Amour, colère folie de Marie Vieux-Chauvet

Par Gangoueus @lareus


Ayiti me manquait. Il y a un bout de temps que je n’avais pas fait un voyage sur cette île. Marie Vieux-Chauvet a été une véritable occasion pour revisiter Haïti à une période de son histoire que René Depestre et Kettly Mars m’avait déjà donné de parcourir si la formulation a un semblant de sens quand nous parlons de littérature. Mais tout en évitant des parallèles inutiles, il est une chose d’écrire sur le duvaliérisme depuis l’exil ou encore avec le recul des années qui pèse de tout son poids et une autre de produire dans l’enfermement même d’une dictature. Ecrire de l’intérieur, au coeur des ténèbres, force la forme du propos et de l’écriture.
Contexte historique de la publication de ce romanAvant d’aborder ce roman, il est à mon avis essentiel de rappeler son histoire. Marie Vieux Chauvet est une auteure connue dans les réseaux littéraires haïtiens. Elle appartient à la grande bourgeoisie mulâtre de ce pays. Elle est avant tout une artiste qui questionne son pays, son histoire, ses classes sociales.
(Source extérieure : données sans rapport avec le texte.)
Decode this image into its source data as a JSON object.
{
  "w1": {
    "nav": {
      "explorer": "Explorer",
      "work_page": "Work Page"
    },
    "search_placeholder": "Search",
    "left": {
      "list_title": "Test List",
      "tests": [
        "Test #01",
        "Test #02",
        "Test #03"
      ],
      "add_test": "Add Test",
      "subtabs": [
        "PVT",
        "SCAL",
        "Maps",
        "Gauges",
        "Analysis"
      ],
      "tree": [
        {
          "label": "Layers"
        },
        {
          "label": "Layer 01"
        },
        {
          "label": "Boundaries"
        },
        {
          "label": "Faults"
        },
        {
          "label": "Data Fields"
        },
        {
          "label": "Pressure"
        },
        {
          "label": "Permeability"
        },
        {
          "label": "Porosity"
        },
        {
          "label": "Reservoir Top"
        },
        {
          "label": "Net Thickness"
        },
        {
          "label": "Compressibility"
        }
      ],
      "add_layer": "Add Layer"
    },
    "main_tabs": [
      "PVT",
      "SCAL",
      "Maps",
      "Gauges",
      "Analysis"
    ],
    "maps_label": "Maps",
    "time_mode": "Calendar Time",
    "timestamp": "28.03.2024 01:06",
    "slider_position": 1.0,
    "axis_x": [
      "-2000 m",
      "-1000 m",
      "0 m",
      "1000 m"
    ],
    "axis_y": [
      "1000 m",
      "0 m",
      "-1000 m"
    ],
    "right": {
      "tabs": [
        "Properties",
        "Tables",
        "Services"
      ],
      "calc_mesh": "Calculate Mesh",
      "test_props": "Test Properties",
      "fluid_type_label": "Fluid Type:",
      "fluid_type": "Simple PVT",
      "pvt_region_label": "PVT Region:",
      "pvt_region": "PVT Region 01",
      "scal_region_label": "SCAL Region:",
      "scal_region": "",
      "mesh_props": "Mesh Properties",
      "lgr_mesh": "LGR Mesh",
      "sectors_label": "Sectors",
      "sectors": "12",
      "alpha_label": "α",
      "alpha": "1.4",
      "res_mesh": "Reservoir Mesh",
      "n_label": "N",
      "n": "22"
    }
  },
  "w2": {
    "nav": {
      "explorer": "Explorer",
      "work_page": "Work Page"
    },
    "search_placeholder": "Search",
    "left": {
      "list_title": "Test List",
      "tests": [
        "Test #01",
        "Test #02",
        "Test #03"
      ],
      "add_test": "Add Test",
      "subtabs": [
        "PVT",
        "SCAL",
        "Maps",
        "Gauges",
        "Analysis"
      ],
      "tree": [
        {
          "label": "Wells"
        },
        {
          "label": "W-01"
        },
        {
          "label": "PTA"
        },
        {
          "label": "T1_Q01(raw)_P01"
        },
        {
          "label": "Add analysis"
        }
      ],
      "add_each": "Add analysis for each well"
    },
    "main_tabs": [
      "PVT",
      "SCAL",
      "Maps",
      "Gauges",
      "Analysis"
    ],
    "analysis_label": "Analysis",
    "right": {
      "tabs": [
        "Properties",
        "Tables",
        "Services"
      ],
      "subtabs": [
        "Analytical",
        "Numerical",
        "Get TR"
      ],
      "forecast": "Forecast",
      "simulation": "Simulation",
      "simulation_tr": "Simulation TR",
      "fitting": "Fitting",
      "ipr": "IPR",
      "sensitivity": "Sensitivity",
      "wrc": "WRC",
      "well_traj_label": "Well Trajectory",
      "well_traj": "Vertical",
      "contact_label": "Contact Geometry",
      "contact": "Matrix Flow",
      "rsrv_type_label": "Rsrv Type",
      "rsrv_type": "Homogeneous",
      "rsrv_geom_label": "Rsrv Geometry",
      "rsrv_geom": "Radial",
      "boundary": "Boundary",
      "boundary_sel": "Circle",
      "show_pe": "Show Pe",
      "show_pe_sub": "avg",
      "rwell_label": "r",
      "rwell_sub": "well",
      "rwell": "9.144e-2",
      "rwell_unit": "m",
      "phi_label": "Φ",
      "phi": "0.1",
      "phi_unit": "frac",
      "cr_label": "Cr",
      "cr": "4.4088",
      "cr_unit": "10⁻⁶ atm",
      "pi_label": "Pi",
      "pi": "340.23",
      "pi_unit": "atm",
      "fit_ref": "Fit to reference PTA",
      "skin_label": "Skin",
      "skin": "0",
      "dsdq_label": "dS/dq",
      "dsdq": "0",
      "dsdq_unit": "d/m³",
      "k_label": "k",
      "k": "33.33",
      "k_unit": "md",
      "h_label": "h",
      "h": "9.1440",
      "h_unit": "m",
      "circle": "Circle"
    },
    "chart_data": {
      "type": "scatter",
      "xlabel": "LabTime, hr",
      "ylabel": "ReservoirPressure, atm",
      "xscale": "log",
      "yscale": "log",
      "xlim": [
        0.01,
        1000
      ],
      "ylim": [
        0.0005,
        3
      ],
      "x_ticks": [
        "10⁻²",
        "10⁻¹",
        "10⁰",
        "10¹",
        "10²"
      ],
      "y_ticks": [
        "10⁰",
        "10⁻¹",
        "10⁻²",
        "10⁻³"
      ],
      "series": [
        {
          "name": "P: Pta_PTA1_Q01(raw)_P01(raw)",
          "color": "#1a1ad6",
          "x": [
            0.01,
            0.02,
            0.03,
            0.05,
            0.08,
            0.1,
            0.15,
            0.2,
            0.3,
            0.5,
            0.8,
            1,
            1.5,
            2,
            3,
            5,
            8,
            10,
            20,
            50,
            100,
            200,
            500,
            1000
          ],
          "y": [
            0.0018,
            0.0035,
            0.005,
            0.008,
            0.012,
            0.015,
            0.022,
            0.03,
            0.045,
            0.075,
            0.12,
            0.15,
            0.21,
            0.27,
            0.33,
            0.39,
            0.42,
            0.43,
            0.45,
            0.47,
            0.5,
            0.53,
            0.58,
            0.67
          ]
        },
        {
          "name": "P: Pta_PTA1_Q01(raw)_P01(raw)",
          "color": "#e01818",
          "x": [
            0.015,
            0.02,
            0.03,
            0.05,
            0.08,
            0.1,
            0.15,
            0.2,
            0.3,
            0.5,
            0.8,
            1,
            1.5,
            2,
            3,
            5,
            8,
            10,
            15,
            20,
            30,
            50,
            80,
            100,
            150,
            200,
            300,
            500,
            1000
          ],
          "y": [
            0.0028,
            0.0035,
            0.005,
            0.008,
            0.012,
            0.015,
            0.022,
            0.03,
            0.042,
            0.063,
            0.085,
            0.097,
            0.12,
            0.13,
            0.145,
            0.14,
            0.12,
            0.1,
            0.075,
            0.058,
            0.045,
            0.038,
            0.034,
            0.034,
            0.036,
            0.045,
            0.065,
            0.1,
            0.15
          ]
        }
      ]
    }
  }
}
En 1968, année de toutes les bascules sur la planète, au moment où elle décide de publier un recueil de trois oeuvres de fiction, Papa Doc règne en maître sur Haïti. Une dictature féroce soutenue par des alliés américains qui veulent réduire l’influence cubaine dans les Caraïbes et qui ont toujours entretenu une relation malsaine avec Ayiti. Amour colère Folie est publié chez Gallimard par l’entremise de Simone de Beauvoir qui a entrevu le caractère à la fois sulfureux de cet oeuvre et la singularité de la voix féminine de Marie Vieux-Chauvet. La légende voudrait que Jean-François Duvalier ayant lu le livre, aurait piqué une terrible colère. Il y a de quoi. La famille Chauvet va, pour son salut personnel, racheter tous les exemplaires du livre auprès du grand éditeur parisien, pour éviter de voir la barbarie du système Duvallier s’abattre sur elle. L’auteure elle-même va devoir s’exiler et mourra 5 ans plus tard, loin de sa terre natale. 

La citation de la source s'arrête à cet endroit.